Как считают исследователи, вредоносная кампания OSX_DOK является частью операции Emmental, о которой впервые стало известно в 2012 году. В рамках Emmental злоумышленники пытались получить полный контроль над банковскими счетами пользователей в Швейцарии, Швеции, Австрии и Японии с помощью различных инструментов и техник, таких как фишинговые атаки, вредоносное ПО и мошеннические DNS-серверы.
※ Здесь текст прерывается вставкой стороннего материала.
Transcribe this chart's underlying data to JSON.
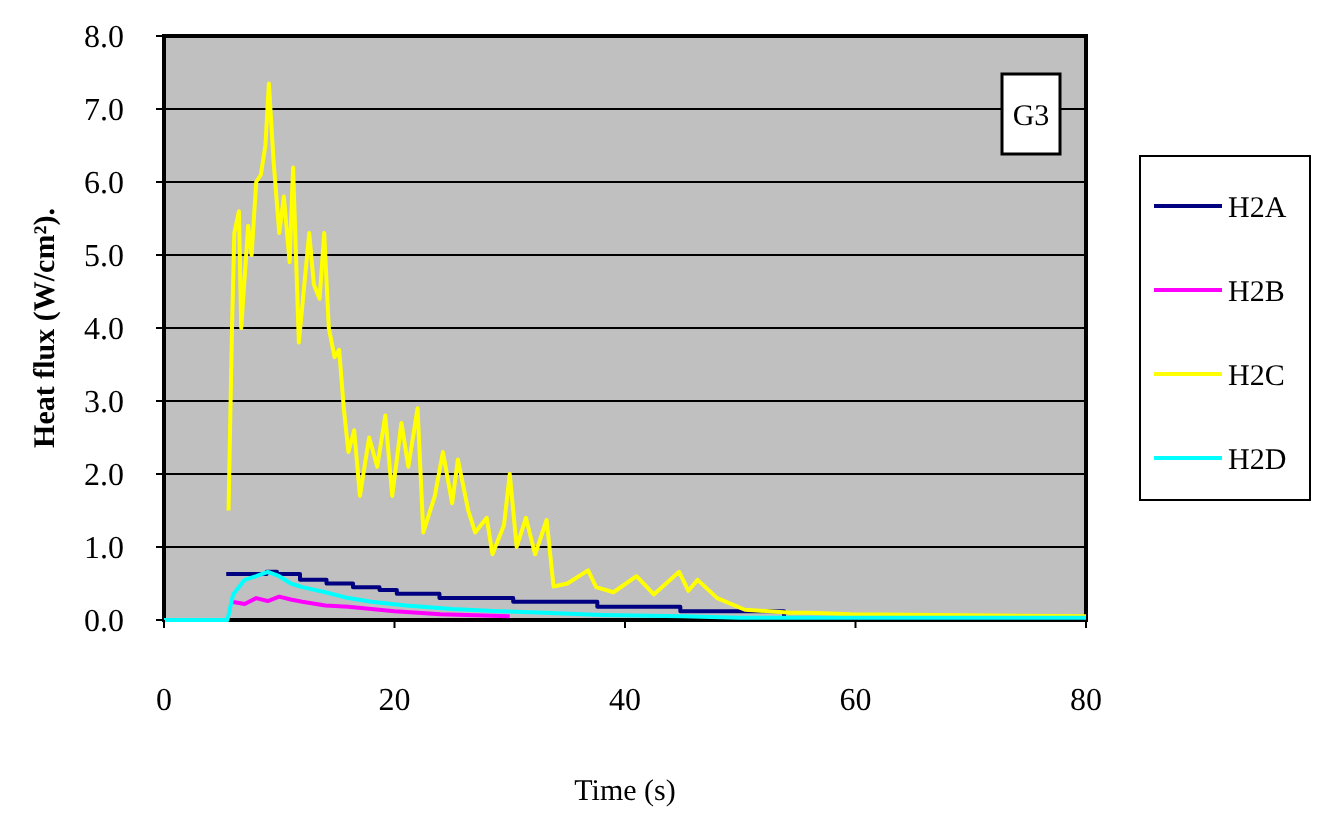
{
  "chart_data": {
    "type": "line",
    "xlabel": "Time (s)",
    "ylabel": "Heat flux (W/cm²).",
    "annotations": [
      "G3"
    ],
    "xlim": [
      0,
      80
    ],
    "xticks": [
      0,
      20,
      40,
      60,
      80
    ],
    "ylim": [
      0,
      8
    ],
    "yticks": [
      {
        "value": 0,
        "label": "0.0"
      },
      {
        "value": 1,
        "label": "1.0"
      },
      {
        "value": 2,
        "label": "2.0"
      },
      {
        "value": 3,
        "label": "3.0"
      },
      {
        "value": 4,
        "label": "4.0"
      },
      {
        "value": 5,
        "label": "5.0"
      },
      {
        "value": 6,
        "label": "6.0"
      },
      {
        "value": 7,
        "label": "7.0"
      },
      {
        "value": 8,
        "label": "8.0"
      }
    ],
    "grid": "y",
    "legend": "right",
    "series": [
      {
        "name": "H2A",
        "color": "#000080",
        "type": "step",
        "x": [
          5.4,
          8.9,
          9.8,
          11.8,
          14.1,
          16.4,
          18.7,
          20.2,
          23.9,
          30.3,
          37.6,
          44.8,
          53.8
        ],
        "values": [
          0.63,
          0.66,
          0.63,
          0.55,
          0.5,
          0.45,
          0.41,
          0.36,
          0.3,
          0.25,
          0.18,
          0.12,
          0.05
        ]
      },
      {
        "name": "H2B",
        "color": "#ff00ff",
        "x": [
          5.9,
          7,
          8,
          9,
          10,
          11,
          12,
          14,
          16,
          18,
          20,
          24,
          30
        ],
        "values": [
          0.25,
          0.22,
          0.3,
          0.26,
          0.32,
          0.28,
          0.25,
          0.2,
          0.18,
          0.15,
          0.12,
          0.08,
          0.05
        ]
      },
      {
        "name": "H2C",
        "color": "#ffff00",
        "x": [
          5.6,
          5.9,
          6.1,
          6.5,
          6.7,
          7.3,
          7.6,
          8,
          8.4,
          8.8,
          9.1,
          9.5,
          10,
          10.4,
          10.9,
          11.2,
          11.7,
          12.6,
          13,
          13.5,
          13.9,
          14.3,
          14.8,
          15.2,
          15.6,
          16,
          16.5,
          17,
          17.8,
          18.5,
          19.2,
          19.8,
          20.6,
          21.2,
          22,
          22.5,
          23.5,
          24.2,
          25,
          25.5,
          26.4,
          27,
          28,
          28.5,
          29.5,
          30,
          30.6,
          31.4,
          32.2,
          33.2,
          33.8,
          35,
          36.8,
          37.5,
          39,
          41,
          42.5,
          44.7,
          45.5,
          46.3,
          48,
          50.4,
          54.4,
          56,
          59.6,
          80
        ],
        "values": [
          1.5,
          4.0,
          5.3,
          5.6,
          4.0,
          5.4,
          5.0,
          6.0,
          6.1,
          6.5,
          7.35,
          6.3,
          5.3,
          5.8,
          4.9,
          6.2,
          3.8,
          5.3,
          4.6,
          4.4,
          5.3,
          4.0,
          3.6,
          3.7,
          2.9,
          2.3,
          2.6,
          1.7,
          2.5,
          2.1,
          2.8,
          1.7,
          2.7,
          2.1,
          2.9,
          1.2,
          1.7,
          2.3,
          1.6,
          2.2,
          1.5,
          1.2,
          1.4,
          0.9,
          1.3,
          2.0,
          1.0,
          1.4,
          0.9,
          1.37,
          0.46,
          0.5,
          0.68,
          0.45,
          0.38,
          0.6,
          0.35,
          0.66,
          0.4,
          0.55,
          0.3,
          0.14,
          0.1,
          0.1,
          0.08,
          0.05
        ]
      },
      {
        "name": "H2D",
        "color": "#00ffff",
        "x": [
          0,
          5.5,
          6,
          7,
          8,
          9,
          10,
          11,
          12,
          14,
          16,
          18,
          21,
          25,
          29,
          33,
          38,
          45,
          50,
          80
        ],
        "values": [
          0,
          0,
          0.35,
          0.55,
          0.6,
          0.66,
          0.6,
          0.5,
          0.45,
          0.38,
          0.3,
          0.25,
          0.2,
          0.15,
          0.12,
          0.1,
          0.07,
          0.05,
          0.03,
          0.03
        ]
      }
    ]
  }
}
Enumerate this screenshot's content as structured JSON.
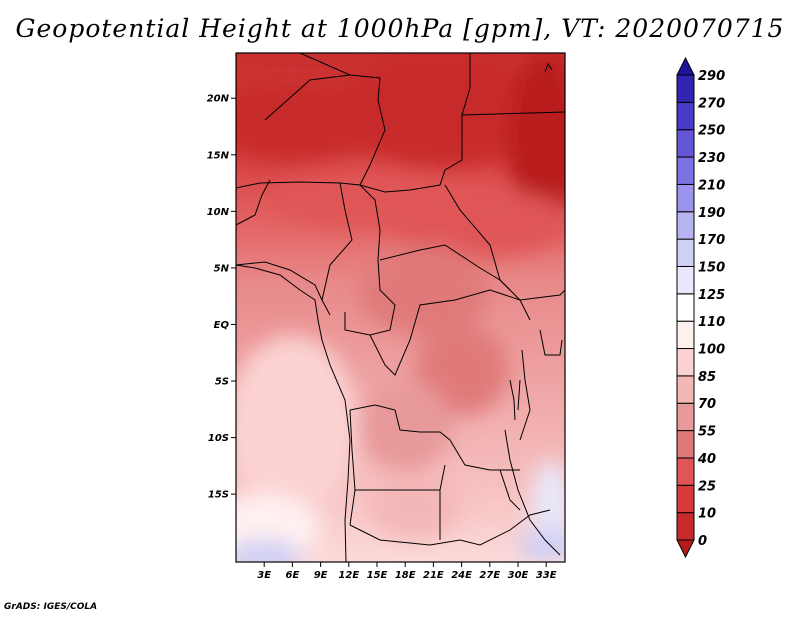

Распространение трояна OSX_DOK осуществляется с помощью фишинговых писем, содержащих вредоносные фалы с расширениями . zip и . docx. Файл . zip представляет собой фальшивое приложение для macOS, а второй файл содержит троян Werdlod и используется для атак на системы под управлением Windows. Обе программы работают как банковские трояны и обладают схожим функционалом.

Оказавшись на системе, вредоносная программа

удаляет стандартное приложение App Store и запускает поддельное окно обновления macOS, запрашивающее пароль администратора. Получив учетные данные, вредонос инициирует загрузку других приложений и генерирует фальшивые сертификаты для атаки «человек посередине».

Вредонос автоматически закрывает браузеры, чтобы установить сертификат. Каждый раз, когда пользователь пытается подключиться к сайту швейцарского банка, домен которого содержится во вшитом в код трояна списке, на экране отображается фишинговая страница для кражи учетных данных.